Dr. David P. Reed enjoys architecting the information space in which people, groups and organizations interact. He is well known as a pioneer in the design and construction of the Internet protocols, distributed data storage, and PC software systems and applications.
He is co-inventor of the end-to-end argument, often called the fundamental architectural principle of the Internet.
Recently, he discovered Reed's Law, a scaling law for group-forming network architectures. Along with Metcalfe's Law, Reed's Law has significant implications for large-scale network business models.
His current areas of personal research are focused on densely scalable, mobile, and robust RF network architectures and highly decentralized systems architectures.
Please see: www.reed.com
Beginning in the year 2001, Dr. Reed has reentered the research world. Since 2001 he has been working with Alan Kay's Viewpoints Research Institute creating a new software platform called Croquet with co-creators David A. Smith and Andreas Raab. He has also been a visiting scientist at the MIT Media Laboratory, and in 2002 was appointed Adjunct Professor of Media Arts and Sciences there. In 2003,he also joined HP Laboratories as an HP Fellow. He now splits his time between offices at the Media Lab and HP Labs.
Before joining the commercial world at Software Arts in 1983, he was an assistant professor of computer science and engineering at the MIT Laboratory for Computer Science, where he helped to shape the early design of LANs and communication protocols. He participated in the design of the protocol suite now used in the Internet and also worked on systems architectures for confederated networks of interconnected personal computers.
He also made major contributions to research on security and resource management in time-shared, multiprocessor computer systems as part of the Multics project.
As a student at MIT, Dr. Reed also was involved in developing commercial implementations of MACLISP and MACSYMA.
As a teacher, he helped develop undergraduate and graduate courses in computer and communication systems design, and programming language implementation and design.
Dr. Reed holds a B.S. in electrical engineering and M.S and Ph.D. degrees in computer science and engineering from MIT.
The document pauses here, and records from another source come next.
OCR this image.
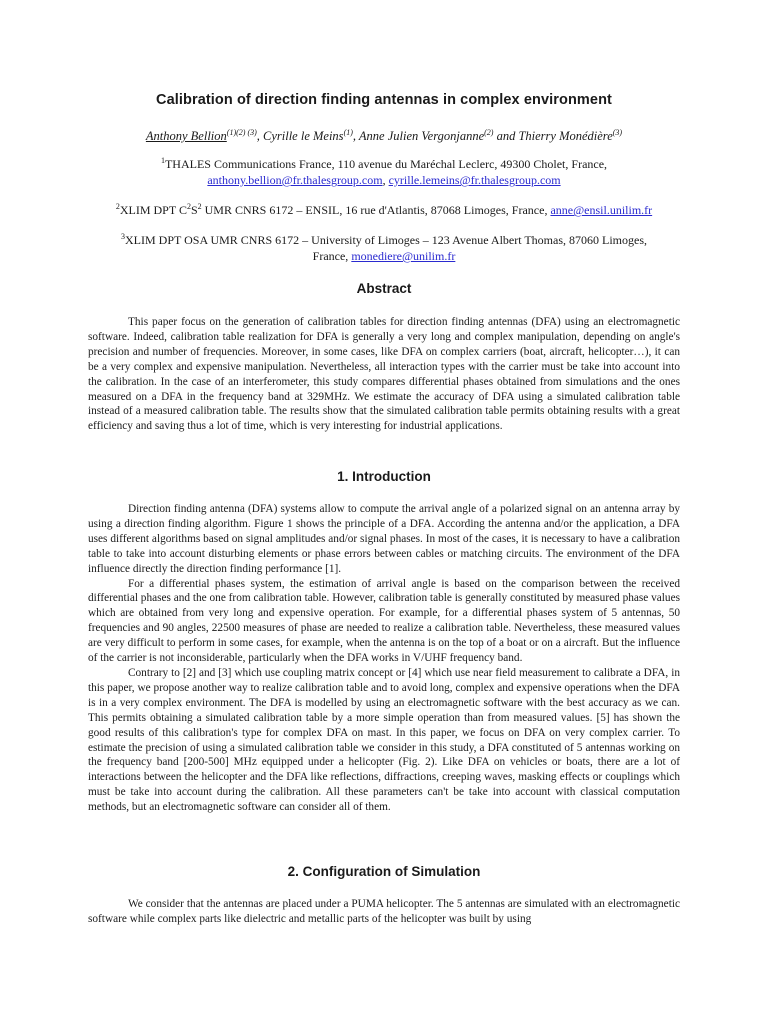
Calibration of direction finding antennas in complex environment
Anthony Bellion$^{(1)(2) (3)}$, Cyrille le Meins$^{(1)}$, Anne Julien Vergonjanne$^{(2)}$ and Thierry Monédière$^{(3)}$
$^1$THALES Communications France, 110 avenue du Maréchal Leclerc, 49300 Cholet, France,
anthony.bellion@fr.thalesgroup.com, cyrille.lemeins@fr.thalesgroup.com
$^2$XLIM DPT $C^2S^2$ UMR CNRS 6172 – ENSIL, 16 rue d'Atlantis, 87068 Limoges, France, anne@ensil.unilim.fr
$^3$XLIM DPT OSA UMR CNRS 6172 – University of Limoges – 123 Avenue Albert Thomas, 87060 Limoges,
France, monediere@unilim.fr
Abstract

This paper focus on the generation of calibration tables for direction finding antennas (DFA) using an electromagnetic software. Indeed, calibration table realization for DFA is generally a very long and complex manipulation, depending on angle's precision and number of frequencies. Moreover, in some cases, like DFA on complex carriers (boat, aircraft, helicopter…), it can be a very complex and expensive manipulation. Nevertheless, all interaction types with the carrier must be take into account into the calibration. In the case of an interferometer, this study compares differential phases obtained from simulations and the ones measured on a DFA in the frequency band at 329MHz. We estimate the accuracy of DFA using a simulated calibration table instead of a measured calibration table. The results show that the simulated calibration table permits obtaining results with a great efficiency and saving thus a lot of time, which is very interesting for industrial applications.

1. Introduction

Direction finding antenna (DFA) systems allow to compute the arrival angle of a polarized signal on an antenna array by using a direction finding algorithm. Figure 1 shows the principle of a DFA. According the antenna and/or the application, a DFA uses different algorithms based on signal amplitudes and/or signal phases. In most of the cases, it is necessary to have a calibration table to take into account disturbing elements or phase errors between cables or matching circuits. The environment of the DFA influence directly the direction finding performance [1].

For a differential phases system, the estimation of arrival angle is based on the comparison between the received differential phases and the one from calibration table. However, calibration table is generally constituted by measured phase values which are obtained from very long and expensive operation. For example, for a differential phases system of 5 antennas, 50 frequencies and 90 angles, 22500 measures of phase are needed to realize a calibration table. Nevertheless, these measured values are very difficult to perform in some cases, for example, when the antenna is on the top of a boat or on a aircraft. But the influence of the carrier is not inconsiderable, particularly when the DFA works in V/UHF frequency band.

Contrary to [2] and [3] which use coupling matrix concept or [4] which use near field measurement to calibrate a DFA, in this paper, we propose another way to realize calibration table and to avoid long, complex and expensive operations when the DFA is in a very complex environment. The DFA is modelled by using an electromagnetic software with the best accuracy as we can. This permits obtaining a simulated calibration table by a more simple operation than from measured values. [5] has shown the good results of this calibration's type for complex DFA on mast. In this paper, we focus on DFA on very complex carrier. To estimate the precision of using a simulated calibration table we consider in this study, a DFA constituted of 5 antennas working on the frequency band [200-500] MHz equipped under a helicopter (Fig. 2). Like DFA on vehicles or boats, there are a lot of interactions between the helicopter and the DFA like reflections, diffractions, creeping waves, masking effects or couplings which must be take into account during the calibration. All these parameters can't be take into account with classical computation methods, but an electromagnetic software can consider all of them.

2. Configuration of Simulation

We consider that the antennas are placed under a PUMA helicopter. The 5 antennas are simulated with an electromagnetic software while complex parts like dielectric and metallic parts of the helicopter was built by using
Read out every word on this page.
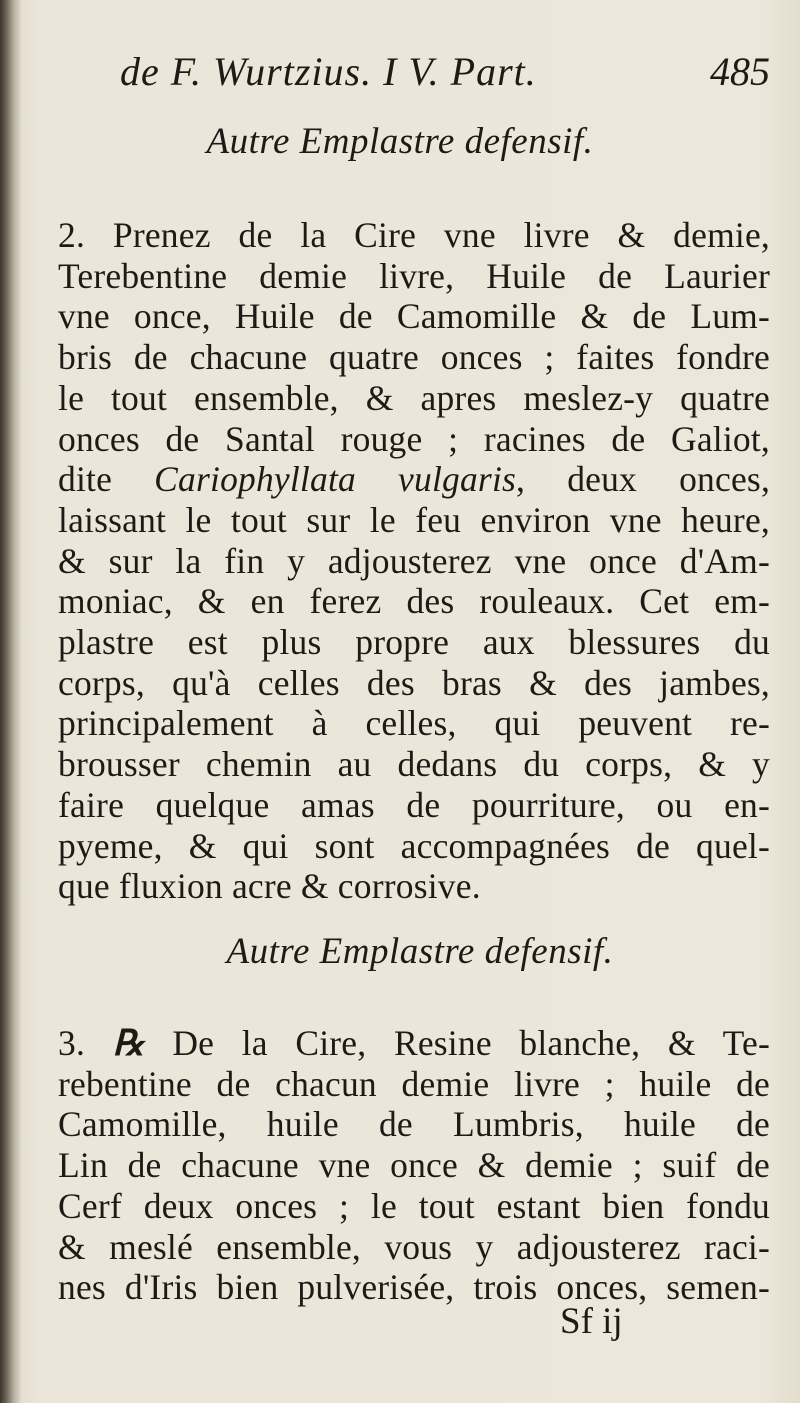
de F. Wurtzius. I V. Part.	485
Autre Emplastre defensif.
2. Prenez de la Cire vne livre & demie,
Terebentine demie livre, Huile de Laurier
vne once, Huile de Camomille & de Lum-
bris de chacune quatre onces ; faites fondre
le tout ensemble, & apres meslez-y quatre
onces de Santal rouge ; racines de Galiot,
dite Cariophyllata vulgaris, deux onces,
laissant le tout sur le feu environ vne heure,
& sur la fin y adjousterez vne once d'Am-
moniac, & en ferez des rouleaux. Cet em-
plastre est plus propre aux blessures du
corps, qu'à celles des bras & des jambes,
principalement à celles, qui peuvent re-
brousser chemin au dedans du corps, & y
faire quelque amas de pourriture, ou en-
pyeme, & qui sont accompagnées de quel-
que fluxion acre & corrosive.
Autre Emplastre defensif.
3. ℞ De la Cire, Resine blanche, & Te-
rebentine de chacun demie livre ; huile de
Camomille, huile de Lumbris, huile de
Lin de chacune vne once & demie ; suif de
Cerf deux onces ; le tout estant bien fondu
& meslé ensemble, vous y adjousterez raci-
nes d'Iris bien pulverisée, trois onces, semen-
Sf ij
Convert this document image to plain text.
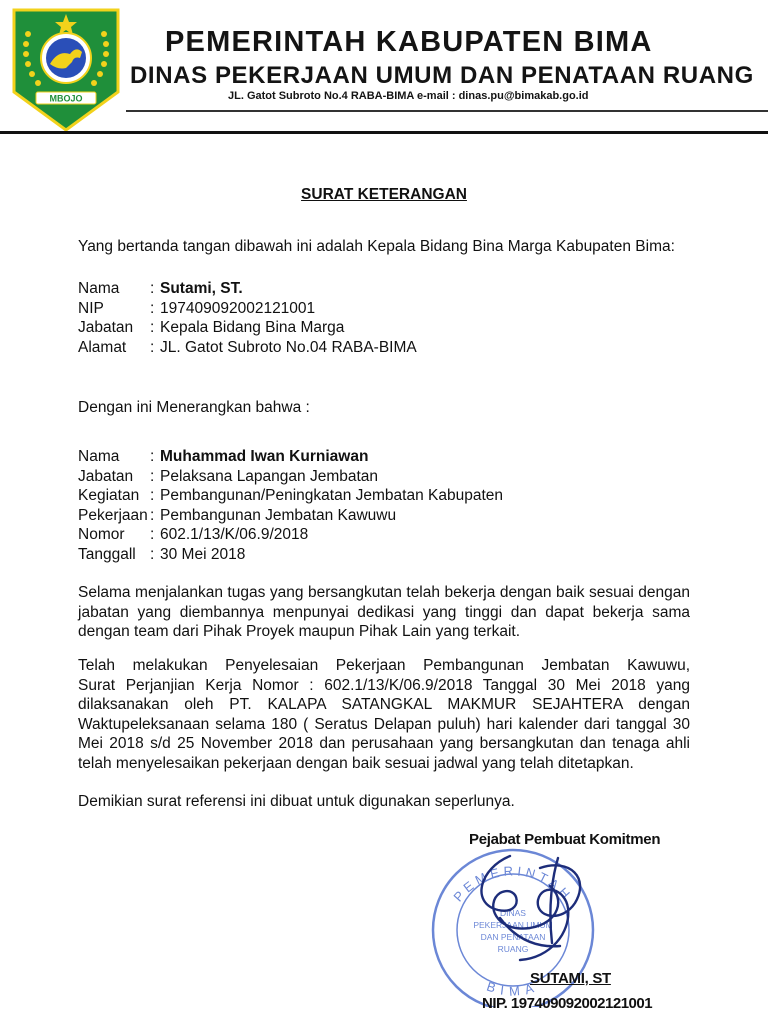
MBOJO
PEMERINTAH KABUPATEN BIMA
DINAS PEKERJAAN UMUM DAN PENATAAN RUANG
JL. Gatot Subroto No.4 RABA-BIMA e-mail : dinas.pu@bimakab.go.id
SURAT KETERANGAN
Yang bertanda tangan dibawah ini adalah Kepala Bidang Bina Marga Kabupaten Bima:
Nama	: Sutami, ST.
NIP	: 197409092002121001
Jabatan	: Kepala Bidang Bina Marga
Alamat	: JL. Gatot Subroto No.04 RABA-BIMA
Dengan ini Menerangkan bahwa :
Nama	: Muhammad Iwan Kurniawan
Jabatan	: Pelaksana Lapangan Jembatan
Kegiatan : Pembangunan/Peningkatan Jembatan Kabupaten
Pekerjaan : Pembangunan Jembatan Kawuwu
Nomor	: 602.1/13/K/06.9/2018
Tanggall : 30 Mei 2018
Selama menjalankan tugas yang bersangkutan telah bekerja dengan baik sesuai dengan
jabatan yang diembannya menpunyai dedikasi yang tinggi dan dapat bekerja sama
dengan team dari Pihak Proyek maupun Pihak Lain yang terkait.
Telah melakukan Penyelesaian Pekerjaan Pembangunan Jembatan Kawuwu,
Surat Perjanjian Kerja Nomor : 602.1/13/K/06.9/2018 Tanggal 30 Mei 2018 yang
dilaksanakan oleh PT. KALAPA SATANGKAL MAKMUR SEJAHTERA dengan
Waktupeleksanaan selama 180 ( Seratus Delapan puluh) hari kalender dari tanggal 30
Mei 2018 s/d 25 November 2018 dan perusahaan yang bersangkutan dan tenaga ahli
telah menyelesaikan pekerjaan dengan baik sesuai jadwal yang telah ditetapkan.
Demikian surat referensi ini dibuat untuk digunakan seperlunya.
PEMERINTAH
BIMA
DINAS
PEKERJAAN UMUM
DAN PENATAAN
RUANG
Pejabat Pembuat Komitmen
SUTAMI, ST
NIP. 197409092002121001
In addition to his research roles, Dr. Reed has been active in the commercial world. For the last few years, he has acted as an strategic advisor to small and large technology based businesses, and consultant on advanced computing and communications technology. His primary consulting activities have focused on businesses that want to capture or create value resulting from disruptive dispersion of network and computing technology into the spaces in which people and companies collaborate and partner.
Prior to independence, Dr. Reed spent four years at Interval Research Corporation, exploring portable and consumer media technology.
For seven years prior to joining Interval, Dr. Reed was vice president and chief scientist for Lotus Development Corporation, where he led the design and implementation of key products, including 1-2-3, and guided its technology strategy.
Prior to joining Lotus, Dr. Reed was vice president of research and development and chief scientist at Software Arts, the creator of VisiCalc, the first electronic spreadsheet.